FAO: The World Needs 70% More Food by 2050
September 25, 2009 |
World food production must increase by 70 percent in 2050 to feed a projected extra 2.3 billion people, the United Nations Food and Agriculture Organization (FAO) said early this week. The demand for cereals, both for food and animal feed, is projected to reach some 3 billion tons by 2050. This means that cereal production would have to grow by almost a billion tons (2.1 billion tons today). FAO said that meat production would also have to grow by over 200 million tons by 2050. The demand for food is expected to grow as a result of rising incomes as well as population growth.
Despite the fact that 90 percent of the growth in crop production is projected to come from higher yields and increased cropping intensity, FAO estimated that "arable land will have to expand by around 120 million hectares in developing countries, mainly in sub-Saharan Africa and Latin America." The agency also noted that "biofuels could also increase the demand for agricultural commodities, depending on energy prices and government policies."
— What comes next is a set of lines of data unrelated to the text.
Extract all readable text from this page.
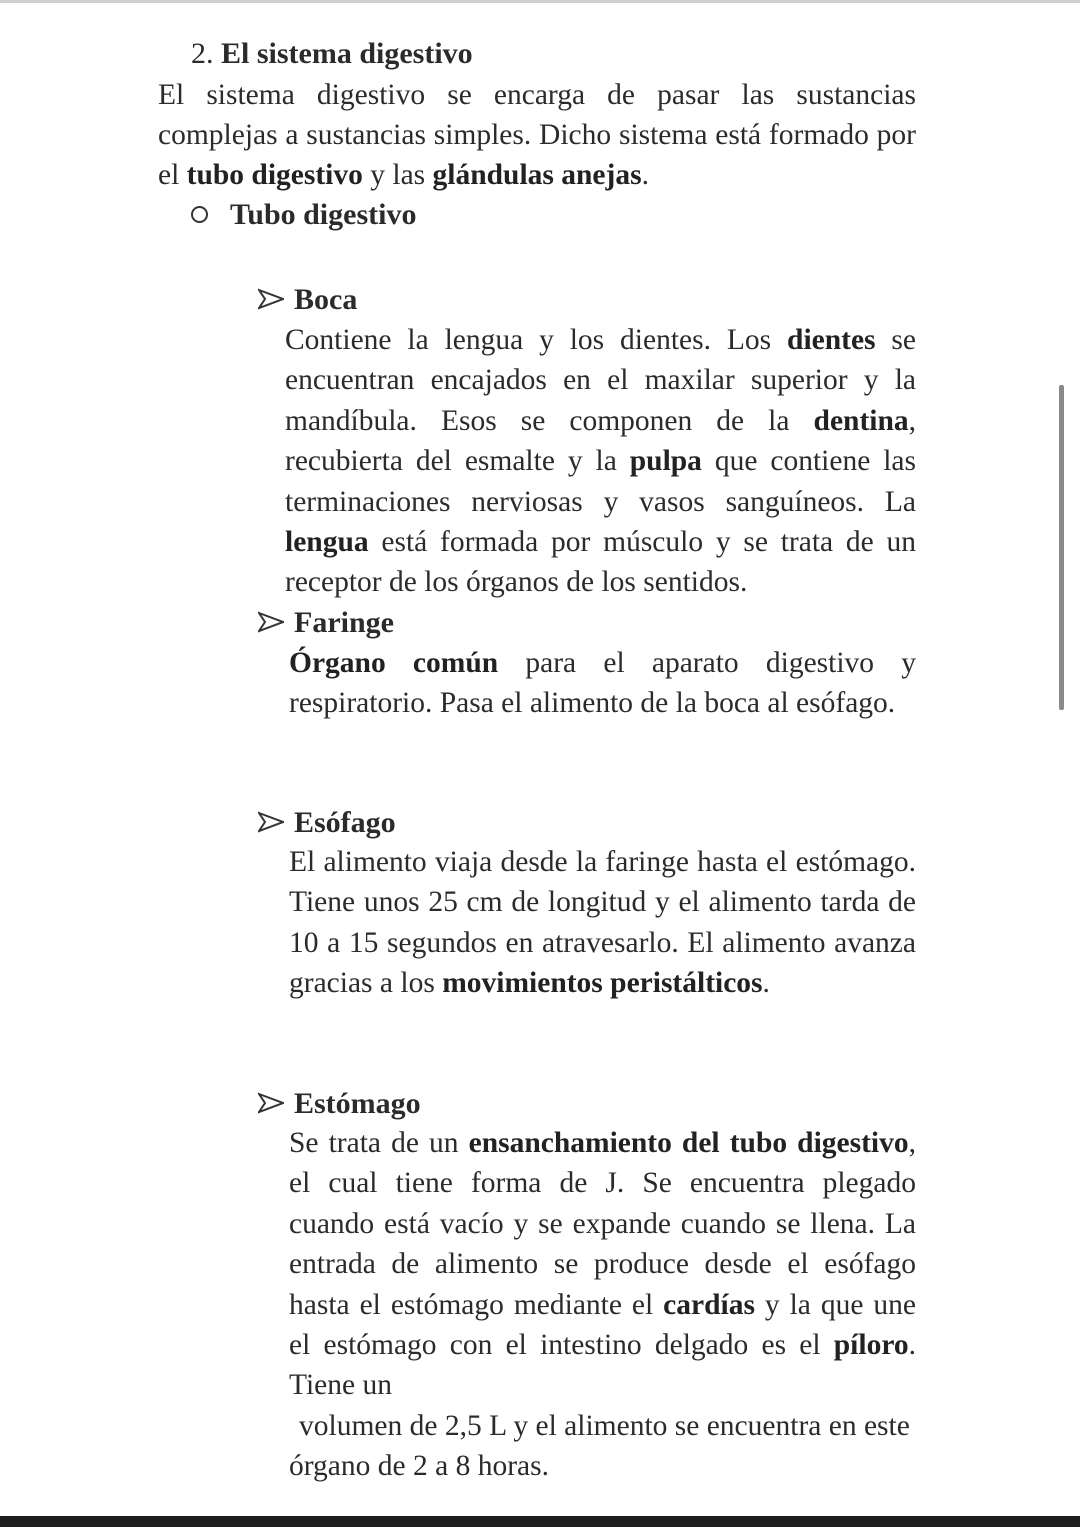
2. El sistema digestivo

El sistema digestivo se encarga de pasar las sustancias complejas a sustancias simples. Dicho sistema está formado por el tubo digestivo y las glándulas anejas.

Tubo digestivo
Boca

Contiene la lengua y los dientes. Los dientes se encuentran encajados en el maxilar superior y la mandíbula. Esos se componen de la dentina, recubierta del esmalte y la pulpa que contiene las terminaciones nerviosas y vasos sanguíneos. La lengua está formada por músculo y se trata de un receptor de los órganos de los sentidos.

Faringe

Órgano común para el aparato digestivo y respiratorio. Pasa el alimento de la boca al esófago.

Esófago

El alimento viaja desde la faringe hasta el estómago. Tiene unos 25 cm de longitud y el alimento tarda de 10 a 15 segundos en atravesarlo. El alimento avanza gracias a los movimientos peristálticos.

Estómago

Se trata de un ensanchamiento del tubo digestivo, el cual tiene forma de J. Se encuentra plegado cuando está vacío y se expande cuando se llena. La entrada de alimento se produce desde el esófago hasta el estómago mediante el cardías y la que une el estómago con el intestino delgado es el píloro. Tiene un

volumen de 2,5 L y el alimento se encuentra en este órgano de 2 a 8 horas.
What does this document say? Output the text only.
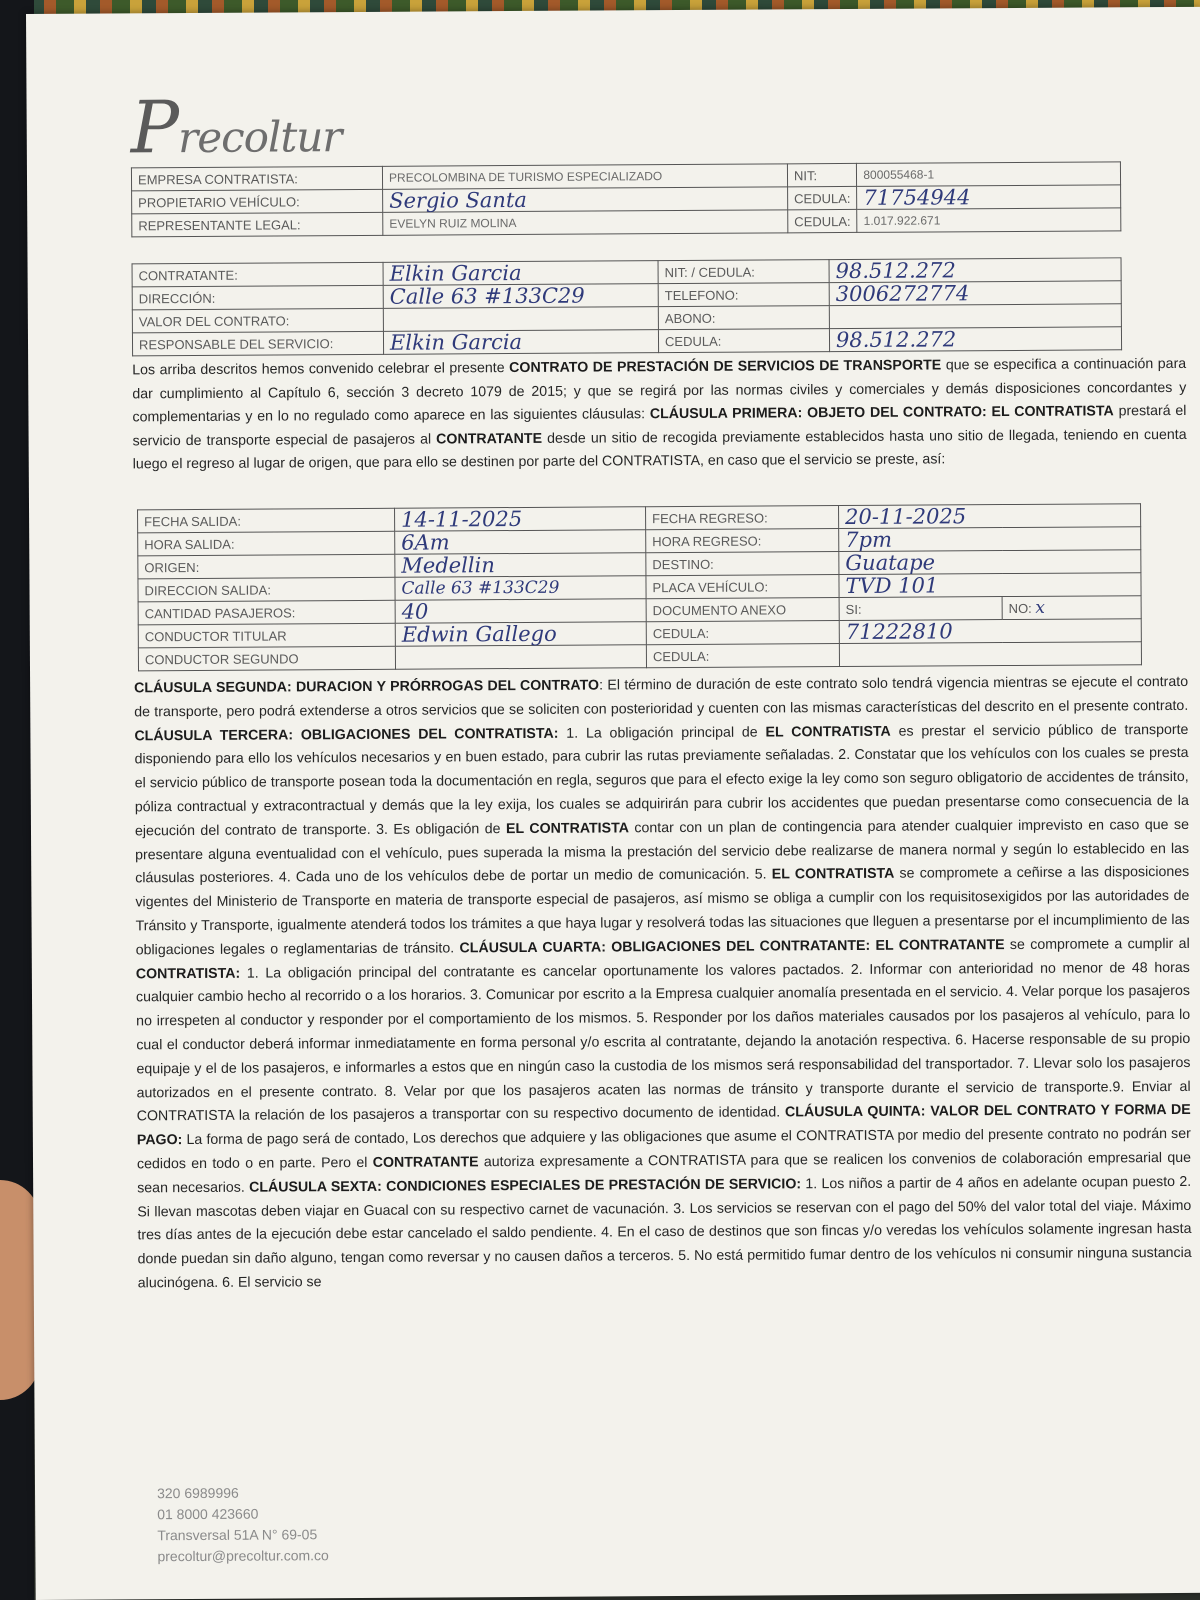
Precoltur
EMPRESA CONTRATISTA:	PRECOLOMBINA DE TURISMO ESPECIALIZADO	NIT:	800055468-1
PROPIETARIO VEHÍCULO:	Sergio Santa	CEDULA:	71754944
REPRESENTANTE LEGAL:	EVELYN RUIZ MOLINA	CEDULA:	1.017.922.671
CONTRATANTE:	Elkin Garcia	NIT: / CEDULA:	98.512.272
DIRECCIÓN:	Calle 63 #133C29	TELEFONO:	3006272774
VALOR DEL CONTRATO:		ABONO:	
RESPONSABLE DEL SERVICIO:	Elkin Garcia	CEDULA:	98.512.272
Los arriba descritos hemos convenido celebrar el presente CONTRATO DE PRESTACIÓN DE SERVICIOS DE TRANSPORTE que se especifica a continuación para dar cumplimiento al Capítulo 6, sección 3 decreto 1079 de 2015; y que se regirá por las normas civiles y comerciales y demás disposiciones concordantes y complementarias y en lo no regulado como aparece en las siguientes cláusulas: CLÁUSULA PRIMERA: OBJETO DEL CONTRATO: EL CONTRATISTA prestará el servicio de transporte especial de pasajeros al CONTRATANTE desde un sitio de recogida previamente establecidos hasta uno sitio de llegada, teniendo en cuenta luego el regreso al lugar de origen, que para ello se destinen por parte del CONTRATISTA, en caso que el servicio se preste, así:
FECHA SALIDA:	14-11-2025	FECHA REGRESO:	20-11-2025	
HORA SALIDA:	6Am	HORA REGRESO:	7pm	
ORIGEN:	Medellin	DESTINO:	Guatape	
DIRECCION SALIDA:	Calle 63 #133C29	PLACA VEHÍCULO:	TVD 101	
CANTIDAD PASAJEROS:	40	DOCUMENTO ANEXO	SI:	NO: x
CONDUCTOR TITULAR	Edwin Gallego	CEDULA:	71222810	
CONDUCTOR SEGUNDO		CEDULA:		
CLÁUSULA SEGUNDA: DURACION Y PRÓRROGAS DEL CONTRATO: El término de duración de este contrato solo tendrá vigencia mientras se ejecute el contrato de transporte, pero podrá extenderse a otros servicios que se soliciten con posterioridad y cuenten con las mismas características del descrito en el presente contrato. CLÁUSULA TERCERA: OBLIGACIONES DEL CONTRATISTA: 1. La obligación principal de EL CONTRATISTA es prestar el servicio público de transporte disponiendo para ello los vehículos necesarios y en buen estado, para cubrir las rutas previamente señaladas. 2. Constatar que los vehículos con los cuales se presta el servicio público de transporte posean toda la documentación en regla, seguros que para el efecto exige la ley como son seguro obligatorio de accidentes de tránsito, póliza contractual y extracontractual y demás que la ley exija, los cuales se adquirirán para cubrir los accidentes que puedan presentarse como consecuencia de la ejecución del contrato de transporte. 3. Es obligación de EL CONTRATISTA contar con un plan de contingencia para atender cualquier imprevisto en caso que se presentare alguna eventualidad con el vehículo, pues superada la misma la prestación del servicio debe realizarse de manera normal y según lo establecido en las cláusulas posteriores. 4. Cada uno de los vehículos debe de portar un medio de comunicación. 5. EL CONTRATISTA se compromete a ceñirse a las disposiciones vigentes del Ministerio de Transporte en materia de transporte especial de pasajeros, así mismo se obliga a cumplir con los requisitosexigidos por las autoridades de Tránsito y Transporte, igualmente atenderá todos los trámites a que haya lugar y resolverá todas las situaciones que lleguen a presentarse por el incumplimiento de las obligaciones legales o reglamentarias de tránsito. CLÁUSULA CUARTA: OBLIGACIONES DEL CONTRATANTE: EL CONTRATANTE se compromete a cumplir al CONTRATISTA: 1. La obligación principal del contratante es cancelar oportunamente los valores pactados. 2. Informar con anterioridad no menor de 48 horas cualquier cambio hecho al recorrido o a los horarios. 3. Comunicar por escrito a la Empresa cualquier anomalía presentada en el servicio. 4. Velar porque los pasajeros no irrespeten al conductor y responder por el comportamiento de los mismos. 5. Responder por los daños materiales causados por los pasajeros al vehículo, para lo cual el conductor deberá informar inmediatamente en forma personal y/o escrita al contratante, dejando la anotación respectiva. 6. Hacerse responsable de su propio equipaje y el de los pasajeros, e informarles a estos que en ningún caso la custodia de los mismos será responsabilidad del transportador. 7. Llevar solo los pasajeros autorizados en el presente contrato. 8. Velar por que los pasajeros acaten las normas de tránsito y transporte durante el servicio de transporte.9. Enviar al CONTRATISTA la relación de los pasajeros a transportar con su respectivo documento de identidad. CLÁUSULA QUINTA: VALOR DEL CONTRATO Y FORMA DE PAGO: La forma de pago será de contado, Los derechos que adquiere y las obligaciones que asume el CONTRATISTA por medio del presente contrato no podrán ser cedidos en todo o en parte. Pero el CONTRATANTE autoriza expresamente a CONTRATISTA para que se realicen los convenios de colaboración empresarial que sean necesarios. CLÁUSULA SEXTA: CONDICIONES ESPECIALES DE PRESTACIÓN DE SERVICIO: 1. Los niños a partir de 4 años en adelante ocupan puesto 2. Si llevan mascotas deben viajar en Guacal con su respectivo carnet de vacunación. 3. Los servicios se reservan con el pago del 50% del valor total del viaje. Máximo tres días antes de la ejecución debe estar cancelado el saldo pendiente. 4. En el caso de destinos que son fincas y/o veredas los vehículos solamente ingresan hasta donde puedan sin daño alguno, tengan como reversar y no causen daños a terceros. 5. No está permitido fumar dentro de los vehículos ni consumir ninguna sustancia alucinógena. 6. El servicio se
320 6989996
01 8000 423660
Transversal 51A N° 69-05
precoltur@precoltur.com.co
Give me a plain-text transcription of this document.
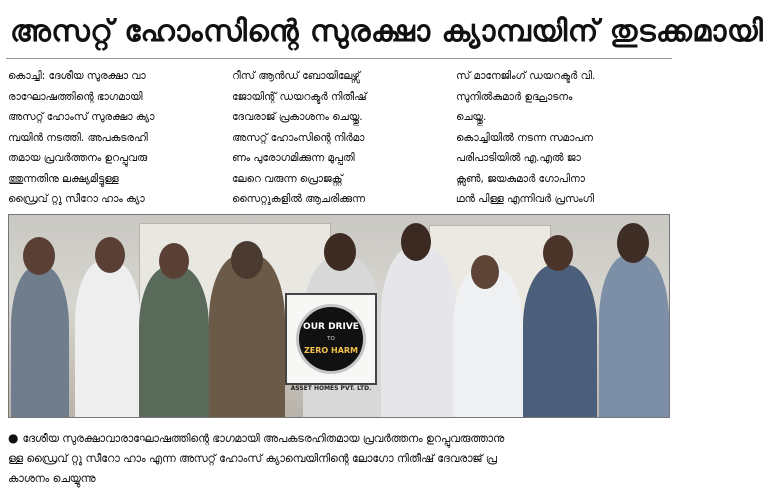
അസറ്റ് ഹോംസിന്റെ സുരക്ഷാ ക്യാമ്പയിന് തുടക്കമായി
കൊച്ചി: ദേശീയ സുരക്ഷാ വാ
രാഘോഷത്തിന്റെ ഭാഗമായി
അസറ്റ് ഹോംസ് സുരക്ഷാ ക്യാ
മ്പയിൻ നടത്തി. അപകടരഹി
തമായ പ്രവർത്തനം ഉറപ്പുവരു
ത്തുന്നതിനു ലക്ഷ്യമിട്ടുള്ള
ഡ്രൈവ് റ്റു സീറോ ഹാം ക്യാ
റീസ് ആൻഡ് ബോയിലേഴ്സ്
ജോയിന്റ് ഡയറക്ടർ നിതീഷ്
ദേവരാജ് പ്രകാശനം ചെയ്തു.
അസറ്റ് ഹോംസിന്റെ നിർമാ
ണം പുരോഗമിക്കുന്ന മുപ്പതി
ലേറെ വരുന്ന പ്രൊജക്റ്റ്
സൈറ്റുകളിൽ ആചരിക്കുന്ന
സ് മാനേജിംഗ് ഡയറക്ടർ വി.
സുനിൽകുമാർ ഉദ്ഘാടനം
ചെയ്തു.
കൊച്ചിയിൽ നടന്ന സമാപന
പരിപാടിയിൽ എ.എൽ ജാ
ക്സൺ, ജയകുമാർ ഗോപിനാ
ഥൻ പിള്ള എന്നിവർ പ്രസംഗി
OUR DRIVE
TO
ZERO HARM
ASSET HOMES PVT. LTD.
● ദേശീയ സുരക്ഷാവാരാഘോഷത്തിന്റെ ഭാഗമായി അപകടരഹിതമായ പ്രവർത്തനം ഉറപ്പുവരുത്താനു
ള്ള ഡ്രൈവ് റ്റു സീറോ ഹാം എന്ന അസറ്റ് ഹോംസ് ക്യാമ്പെയിനിന്റെ ലോഗോ നിതീഷ് ദേവരാജ് പ്ര
കാശനം ചെയ്യുന്നു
FAO Assistant Director-General Hafez Ghanem, said, that the agency "is cautiously optimistic about the world's potential to feed itself by 2050." He however stressed that " feeding everyone in the world by then will not be automatic and several significant challenges have to be met." The FAO will organize an expert forum in Rome on 12-13 October 2009 to deliberate upon strategies on "How to Feed the World in 2050".